Robert Zubrin, classe 1952, è un ingegnere aerospaziale che da qualcosa come trent’anni promuove l’idea della colonizzazione di marte. Il suo libro The Case for Mars, uscito nel 1996, è certamente uno dei migliori testi sulla colonizzazione del pianeta rosso mai scritti. Il successivo Entering Space, del ’98, è altrettanto buono. Dopo anni di lavoro con la Lockeed Martin e nel settore aerospaziale – sviluppando tra l’altro il progetto Mars Direct – Zubrin fondò nel 1998 la Mars Society, per promuovere i progetti di esplorazione e colonizzazione umana di Marte.

Considerata la qualità e la longevità dei volumi precedenti, è con un certo interesse che ho messo le mani su How to live on Mars, sottotitolato A Trusty Guidebook to Surviving and Thriving on the Red Planet, ed uscito nel 2008.
Non è stata una lettura facile.

Da sempre su posizioni più o meno libertarie, Zubrin ha sviluppato negli anni una evidente animosità nei confronti di NASA ed ESA, e di tutti i progetti pubblici di esplorazione spaziale – forse perché i suoi progetti non sono andati da nessuna parte. Il volume del 2008 è perciò farcito di continue divagazioni sulla stupidità dei progetti dei governi americani ed europei, sullo spreco di risorse e sull’arretratezza delle tecnologie sviluppate dalla NASA e dall’ESA.
Se siamo qui per leggere di Marte e della colonizzazione del pianeta, poco ci importa di un continuo martellamento su quanto sia preferibile ed efficiente l’iniziativa privata. E l’idea del prendere scorciatoie, infischiarsene delle regolamentazioni e degli accordi al fine di “afferrare il futuro” suonano vagamente sinistri allo stato attuale.

Ma ancora più irritante dell’impianto ideologico di Zubrin, è la scelta del linguaggio, a rendere faticosa la lettura.
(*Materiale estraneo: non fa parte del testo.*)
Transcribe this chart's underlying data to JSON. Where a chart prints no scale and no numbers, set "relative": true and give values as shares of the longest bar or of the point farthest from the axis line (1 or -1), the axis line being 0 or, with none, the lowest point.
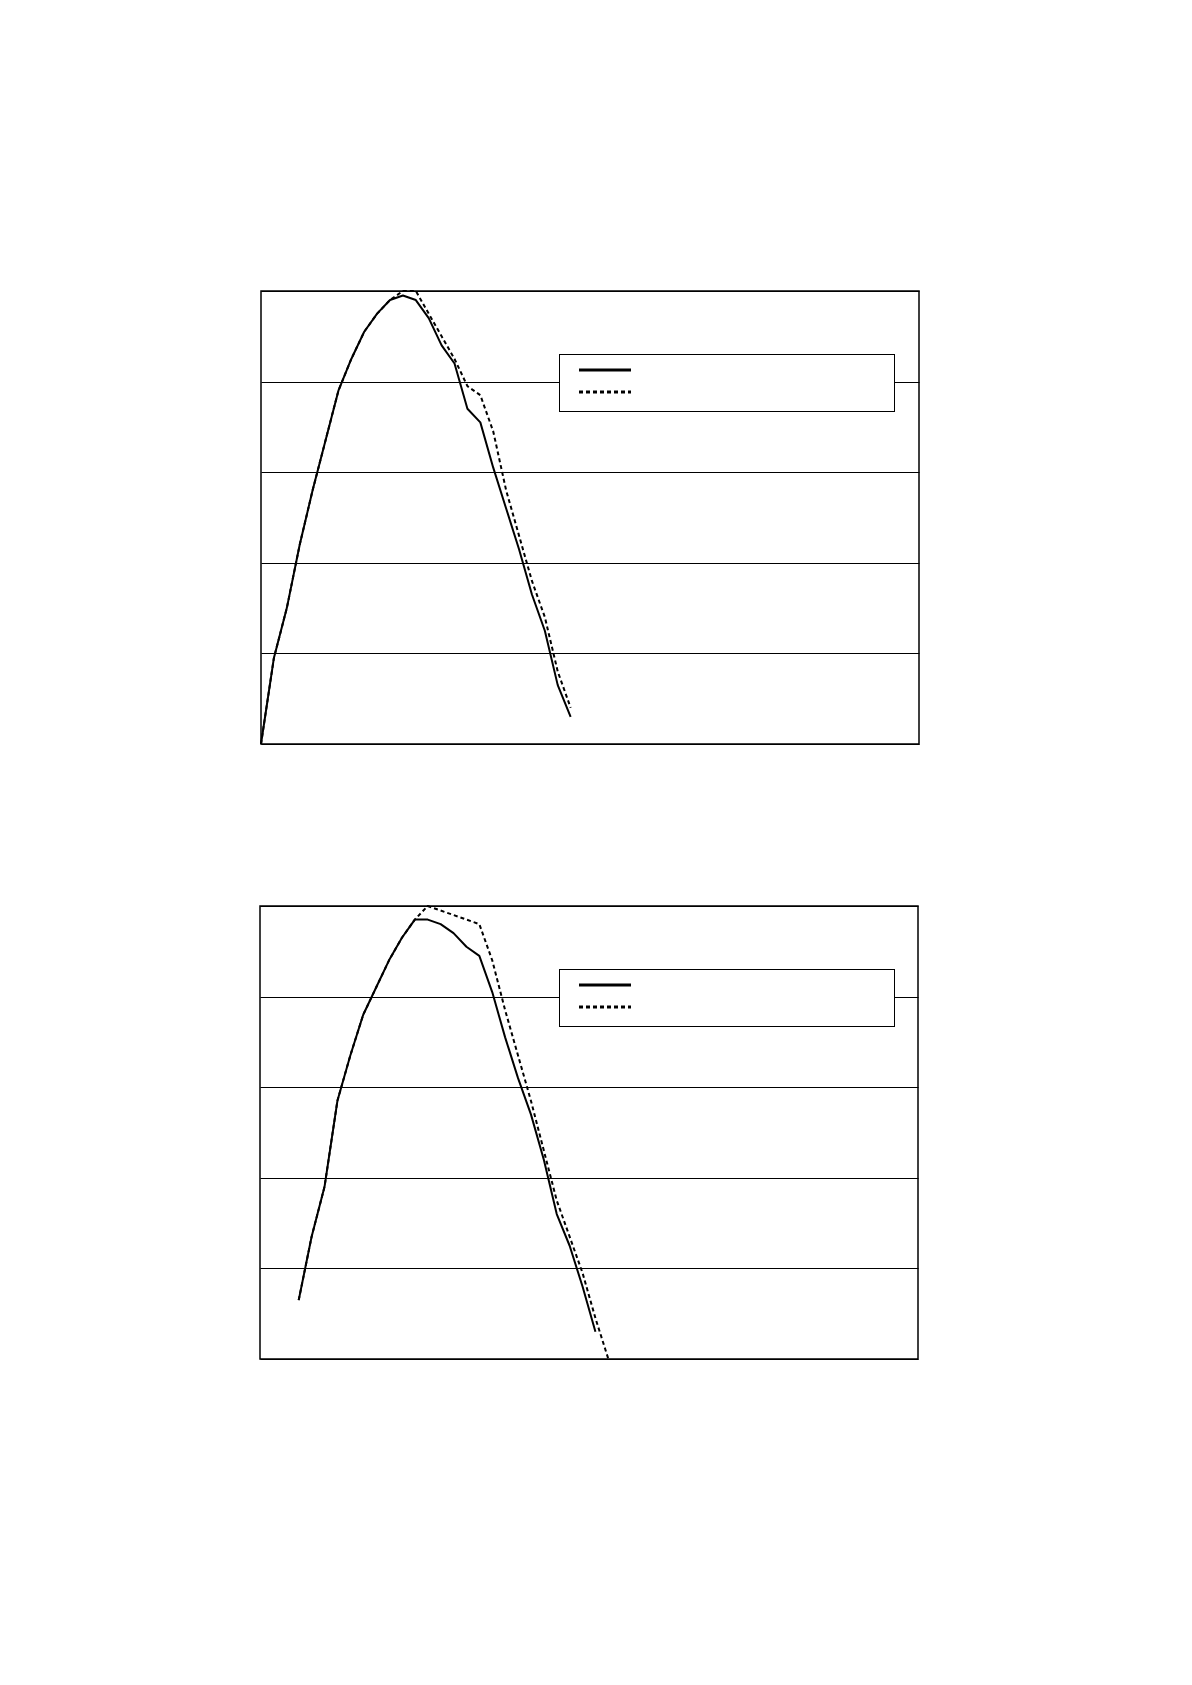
{
  "chart_data": [
    {
      "type": "line",
      "relative": true,
      "grid": "y",
      "categories": [
        null,
        null,
        null,
        null,
        null,
        null,
        null,
        null,
        null,
        null,
        null,
        null,
        null,
        null,
        null,
        null,
        null,
        null,
        null,
        null,
        null,
        null,
        null,
        null,
        null,
        null,
        null,
        null,
        null,
        null,
        null,
        null,
        null,
        null,
        null,
        null,
        null,
        null,
        null,
        null,
        null,
        null,
        null,
        null,
        null,
        null,
        null,
        null,
        null,
        null,
        null,
        null
      ],
      "series": [
        {
          "color": "#000000",
          "line_style": "solid",
          "values": [
            0,
            0.19,
            0.3,
            0.44,
            0.56,
            0.67,
            0.78,
            0.85,
            0.91,
            0.95,
            0.98,
            0.99,
            0.98,
            0.94,
            0.88,
            0.84,
            0.74,
            0.71,
            0.61,
            0.52,
            0.43,
            0.33,
            0.25,
            0.13,
            0.06,
            null,
            null,
            null,
            null,
            null,
            null,
            null,
            null,
            null,
            null,
            null,
            null,
            null,
            null,
            null,
            null,
            null,
            null,
            null,
            null,
            null,
            null,
            null,
            null,
            null,
            null,
            null
          ]
        },
        {
          "color": "#000000",
          "line_style": "dashed",
          "values": [
            0,
            0.19,
            0.3,
            0.44,
            0.56,
            0.67,
            0.78,
            0.85,
            0.91,
            0.95,
            0.98,
            1,
            1,
            0.95,
            0.9,
            0.85,
            0.79,
            0.77,
            0.69,
            0.56,
            0.46,
            0.36,
            0.28,
            0.16,
            0.08,
            null,
            null,
            null,
            null,
            null,
            null,
            null,
            null,
            null,
            null,
            null,
            null,
            null,
            null,
            null,
            null,
            null,
            null,
            null,
            null,
            null,
            null,
            null,
            null,
            null,
            null,
            null
          ]
        }
      ]
    },
    {
      "type": "line",
      "relative": true,
      "grid": "y",
      "categories": [
        null,
        null,
        null,
        null,
        null,
        null,
        null,
        null,
        null,
        null,
        null,
        null,
        null,
        null,
        null,
        null,
        null,
        null,
        null,
        null,
        null,
        null,
        null,
        null,
        null,
        null,
        null,
        null,
        null,
        null,
        null,
        null,
        null,
        null,
        null,
        null,
        null,
        null,
        null,
        null,
        null,
        null,
        null,
        null,
        null,
        null,
        null,
        null,
        null,
        null,
        null,
        null
      ],
      "series": [
        {
          "color": "#000000",
          "line_style": "solid",
          "values": [
            null,
            null,
            null,
            0.13,
            0.27,
            0.38,
            0.57,
            0.67,
            0.76,
            0.82,
            0.88,
            0.93,
            0.97,
            0.97,
            0.96,
            0.94,
            0.91,
            0.89,
            0.81,
            0.71,
            0.62,
            0.54,
            0.44,
            0.32,
            0.25,
            0.16,
            0.06,
            null,
            null,
            null,
            null,
            null,
            null,
            null,
            null,
            null,
            null,
            null,
            null,
            null,
            null,
            null,
            null,
            null,
            null,
            null,
            null,
            null,
            null,
            null,
            null,
            null
          ]
        },
        {
          "color": "#000000",
          "line_style": "dashed",
          "values": [
            null,
            null,
            null,
            0.13,
            0.27,
            0.38,
            0.57,
            0.67,
            0.76,
            0.82,
            0.88,
            0.93,
            0.97,
            1,
            0.99,
            0.98,
            0.97,
            0.96,
            0.88,
            0.77,
            0.67,
            0.57,
            0.46,
            0.35,
            0.27,
            0.19,
            0.09,
            0,
            null,
            null,
            null,
            null,
            null,
            null,
            null,
            null,
            null,
            null,
            null,
            null,
            null,
            null,
            null,
            null,
            null,
            null,
            null,
            null,
            null,
            null,
            null,
            null
          ]
        }
      ]
    }
  ]
}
Rubando l’idea a Gerard K. O’Neill, che scrisse una docufiction per presentare le proprie idee sulla colonizzazione spaziale (in 2081: A Hopeful View of the Human Future, del 1981), Zubrin ci presenta il suo manuale sulla colonizzazione marziana come un documento ad uso dei coloni appena sbarcati sul pianeta rosso, o per le persone che stessero pensando di emigrare.
Una scelta curiosa, considerando le frecciate che Zubrin riserva a O’Neill, già fisico e consulente NASA, liquidato come “autore fantasy”. Ed una scelta nefasta nella decisione di utilizzare un tono arrogante e ironico – l’ipotetico autore del pamphlet diretto ai coloni è uno che la sa lunga, che ha visto il mondo e che dice le cose come stanno, con una supponenza assolutamente irritante ed un cinismo a tratti insopportabile.
È come essere obbligati ad ascoltare un personaggio di Robert A. Heinlein che ci spiega perché non abbiamo capito nulla della vita, per pagine e pagine e pagine.

Ancora una volta, noi siamo qui per saperne di più sulla possibilità di colonizzare Marte – e le informazioni ci sono, concise e interessanti. Ma sono seppellite sotto pagine e pagine di pessima prosa, e avvelenate dall’ipotesi, che si fa più prepotente mano a mano che si procede nelal lettura, che certe soluzioni o ipotesi vengano scartate semplicemente perché fanno parte dell'”ortodossia della NASA”, mentre altre vengono presentyate come eccezionali perché animate da un sano desiderio per il profitto.

Un vero peccato, perché l’argomento è interessante e – quando Zubrin si ricorda di svilupparlo – ben sviluppato.